Tie-breaking inconsistency in Borůvka	Two edges of equal weight chosen from both ends can create a cycle in one round.	Break ties by a consistent total order (e.g., edge index) so each edge is chosen once.
Dense-Prim returns garbage on disconnected graph	A vertex never becomes reachable; `minEdge[u] == INF`.	Detect `INF` selection and return forest / error.
Second-best MST equals best MST	The graph's MST is not unique (a tie exists).	That is the correct answer — they share weight; report the alternative edge set.
Max spanning tree using min comparator	Forgot to flip the comparison.	Sort descending / use a max-heap.

Performance Analysis¶

Kruskal: sorting dominates → O(E log E); the Union-Find passes add only O(E α(V)), effectively linear.
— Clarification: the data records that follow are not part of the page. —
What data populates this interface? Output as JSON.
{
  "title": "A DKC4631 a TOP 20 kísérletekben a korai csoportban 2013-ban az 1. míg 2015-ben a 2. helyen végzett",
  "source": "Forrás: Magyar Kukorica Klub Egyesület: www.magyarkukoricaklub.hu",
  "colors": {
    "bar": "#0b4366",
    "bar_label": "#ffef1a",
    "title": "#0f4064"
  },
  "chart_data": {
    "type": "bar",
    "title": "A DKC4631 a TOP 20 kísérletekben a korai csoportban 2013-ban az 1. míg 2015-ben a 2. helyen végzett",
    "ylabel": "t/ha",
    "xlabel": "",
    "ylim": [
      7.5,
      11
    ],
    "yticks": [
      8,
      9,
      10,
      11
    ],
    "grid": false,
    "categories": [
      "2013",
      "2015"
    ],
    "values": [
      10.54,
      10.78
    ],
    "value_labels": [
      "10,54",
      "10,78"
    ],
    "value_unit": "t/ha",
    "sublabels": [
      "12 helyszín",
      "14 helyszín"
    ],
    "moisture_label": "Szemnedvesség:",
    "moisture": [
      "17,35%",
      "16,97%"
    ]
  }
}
If weights are bounded integers, radix-sort the edges → O(E α(V)) total.
Heap-Prim: every edge can trigger a push → O(E log V). Lazy variant has up to E heap entries; eager variant caps at V but needs decreaseKey + an index map.
Array-Prim: O(V²) regardless of E. For dense graphs (E ≈ V²) this is better than heap-Prim's O(V² log V) and avoids heap/pointer overhead — excellent cache locality on the contiguous minEdge array.
Borůvka: O(log V) rounds × O(E) per round = O(E log V). Its real value is parallelism: each round's per-component minimum is an independent reduction.
Hybrid (Karger-Klein-Tarjan): mixing Borůvka contraction with random sampling gives expected linear time — covered in professional.md.

Best Practices¶

Pick the algorithm by density: Kruskal for sparse/edge-list, array-Prim for dense, Borůvka for parallel.
For "connect all points" with coordinates, recognize the dense complete graph and use array-Prim, not Kruskal over V² sorted edges.
For clustering, build the MST once and cut the k−1 heaviest edges — do not recluster from scratch.
Reuse a battle-tested Union-Find; do not hand-roll cycle detection with DFS in Kruskal (slower and bug-prone).
When asked for the bottleneck tree, remember any MST already is one.
Accumulate totals in 64-bit integers.

Visual Animation¶

See animation.html for an interactive visual animation.

The animation demonstrates: - Kruskal: sorted edges, component coloring via Union-Find, accept/reject decisions - Prim: the growing tree and the crossing-edge priority queue - The running MST total and the V−1 stopping condition - A toggle to compare both algorithms on the same graph

Summary¶

The MST's correctness comes entirely from two theorems: the cut property (the lightest edge crossing any cut where the current forest has no crossing edge is safe to add) and the cycle property (the strictly heaviest edge on any cycle is in no MST). Kruskal, Prim, and Borůvka are three scheduling strategies over these rules — choose by density (Kruskal sparse, array-Prim dense, Borůvka parallel). The same machinery generalizes to spanning forests on disconnected graphs, the second-best MST via tree-path max-edge swaps, uniqueness testing, maximum and bottleneck spanning trees (every MST is an MBST), and powers applications from single-linkage clustering (cut the heaviest MST edges) to the metric-TSP 2-approximation (DFS-walk the MST).